Today, we do whole body scans. These take time to perform, valuable time. Taking extra minutes to scan the entire body may delay doing an important test on a second patient. These scans deliver much ionizing radiation and are expensive. Neither of the latter two is an immediate concern, but they are issues. Radiologists read hundreds of images quickly, and that requires…..time. Anything that limits the number of scans is good. Clinical evaluation does just that. Patients with free air under the diaphragm likely have a rigid abdomen. Chance fractures produce severe back pain. This information helps the radiologist immensely.
When I was responsible for caring for many sick patients, I triaged them, trying to make best use of time, an important commodity in my life. I needed time to eat, sleep, think, see patients, and summarize my thoughts. I had only so much of time, and only I could prioritize it….until the day came when I realized I could no longer fit what was expected into what time I had. Hurry is both dangerous and stressful.
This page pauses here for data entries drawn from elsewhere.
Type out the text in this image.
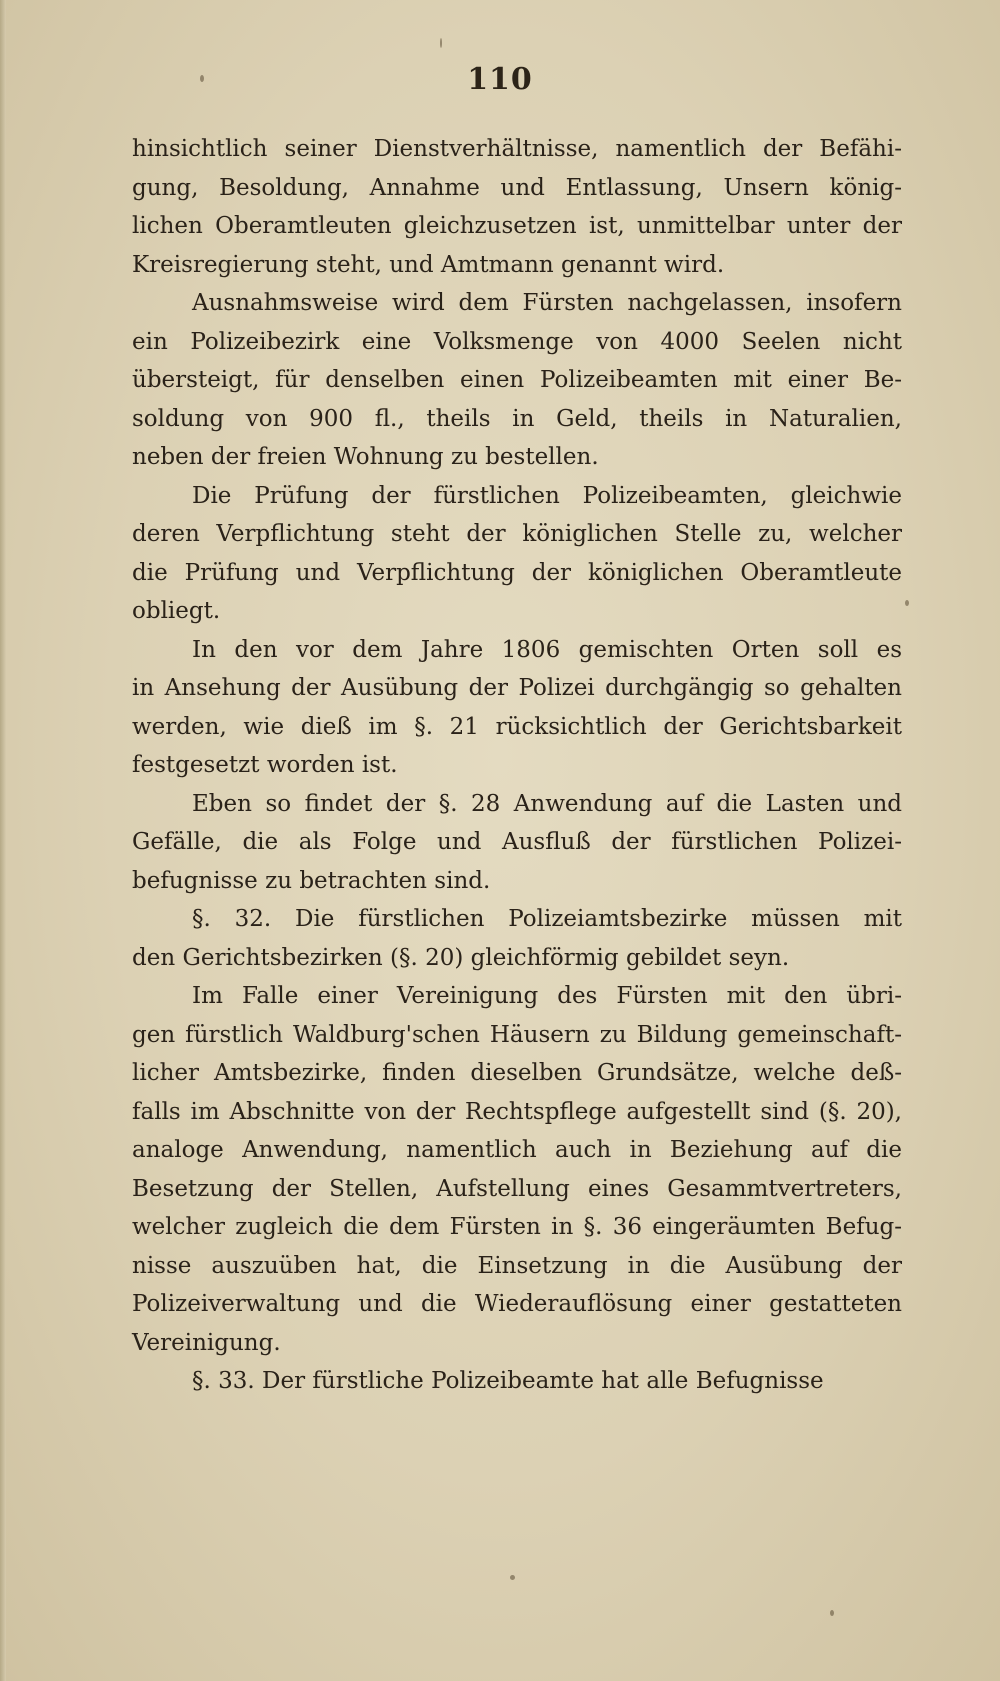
110

hinsichtlich seiner Dienstverhältnisse, namentlich der Befähi-
gung, Besoldung, Annahme und Entlassung, Unsern könig-
lichen Oberamtleuten gleichzusetzen ist, unmittelbar unter der
Kreisregierung steht, und Amtmann genannt wird.

Ausnahmsweise wird dem Fürsten nachgelassen, insofern
ein Polizeibezirk eine Volksmenge von 4000 Seelen nicht
übersteigt, für denselben einen Polizeibeamten mit einer Be-
soldung von 900 fl., theils in Geld, theils in Naturalien,
neben der freien Wohnung zu bestellen.

Die Prüfung der fürstlichen Polizeibeamten, gleichwie
deren Verpflichtung steht der königlichen Stelle zu, welcher
die Prüfung und Verpflichtung der königlichen Oberamtleute
obliegt.

In den vor dem Jahre 1806 gemischten Orten soll es
in Ansehung der Ausübung der Polizei durchgängig so gehalten
werden, wie dieß im §. 21 rücksichtlich der Gerichtsbarkeit
festgesetzt worden ist.

Eben so findet der §. 28 Anwendung auf die Lasten und
Gefälle, die als Folge und Ausfluß der fürstlichen Polizei-
befugnisse zu betrachten sind.

§. 32. Die fürstlichen Polizeiamtsbezirke müssen mit
den Gerichtsbezirken (§. 20) gleichförmig gebildet seyn.

Im Falle einer Vereinigung des Fürsten mit den übri-
gen fürstlich Waldburg'schen Häusern zu Bildung gemeinschaft-
licher Amtsbezirke, finden dieselben Grundsätze, welche deß-
falls im Abschnitte von der Rechtspflege aufgestellt sind (§. 20),
analoge Anwendung, namentlich auch in Beziehung auf die
Besetzung der Stellen, Aufstellung eines Gesammtvertreters,
welcher zugleich die dem Fürsten in §. 36 eingeräumten Befug-
nisse auszuüben hat, die Einsetzung in die Ausübung der
Polizeiverwaltung und die Wiederauflösung einer gestatteten
Vereinigung.

§. 33. Der fürstliche Polizeibeamte hat alle Befugnisse
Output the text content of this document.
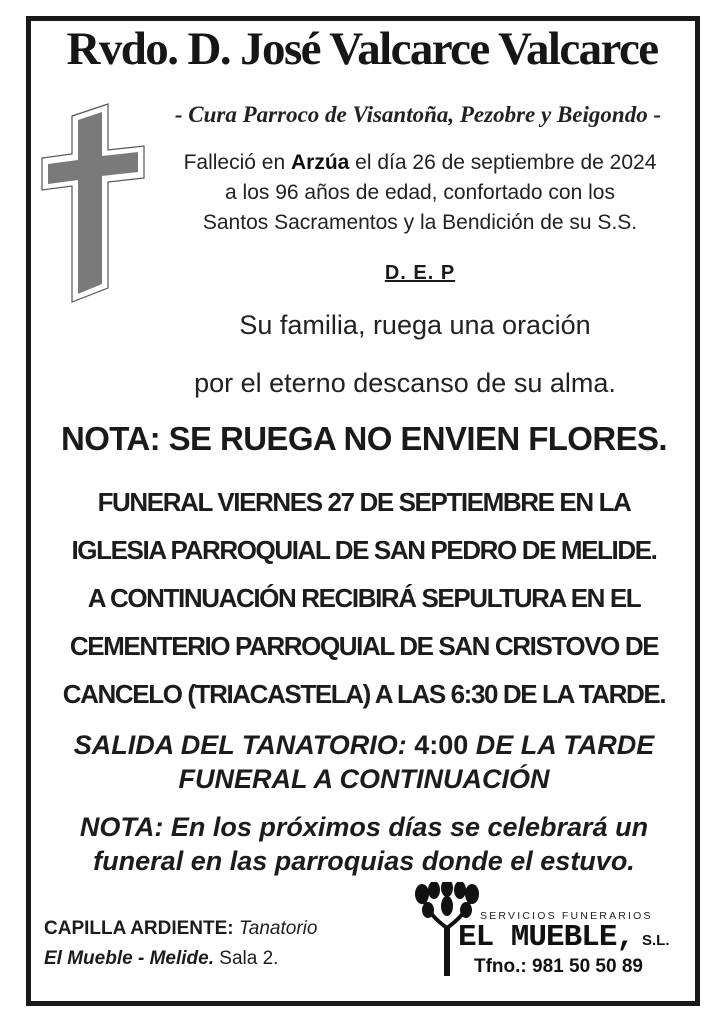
Rvdo. D. José Valcarce Valcarce
- Cura Parroco de Visantoña, Pezobre y Beigondo -
Falleció en Arzúa el día 26 de septiembre de 2024
a los 96 años de edad, confortado con los
Santos Sacramentos y la Bendición de su S.S.
D. E. P
Su familia, ruega una oración
por el eterno descanso de su alma.
NOTA: SE RUEGA NO ENVIEN FLORES.
FUNERAL VIERNES 27 DE SEPTIEMBRE EN LA
IGLESIA PARROQUIAL DE SAN PEDRO DE MELIDE.
A CONTINUACIÓN RECIBIRÁ SEPULTURA EN EL
CEMENTERIO PARROQUIAL DE SAN CRISTOVO DE
CANCELO (TRIACASTELA) A LAS 6:30 DE LA TARDE.
SALIDA DEL TANATORIO: 4:00 DE LA TARDE
FUNERAL A CONTINUACIÓN
NOTA: En los próximos días se celebrará un
funeral en las parroquias donde el estuvo.
CAPILLA ARDIENTE: Tanatorio
El Mueble - Melide. Sala 2.
SERVICIOS FUNERARIOS
EL MUEBLE, S.L.
Tfno.: 981 50 50 89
Kids suddenly jump out into the street.
Television makes it appear that speed saves save thousands of lives, that everything must be done in a hurry, and that death is prevented with seconds to spare. That simply isn’t true. Time is important, because waiting can be deadly. But there must be time to think, to reason, and to plan approaches, too. Or people will die. We all make mistakes. We can prevent many with better standardization, lessening fatigue, fewer interruptions, ordering only what needs to be ordered, giving information to radiologists, allowing them time to read images before people are rushed to surgery.
Once one is beyond the ABCs of resuscitation, there is time to think and plan care. That time must be used.
The next light will likely be red, anyway.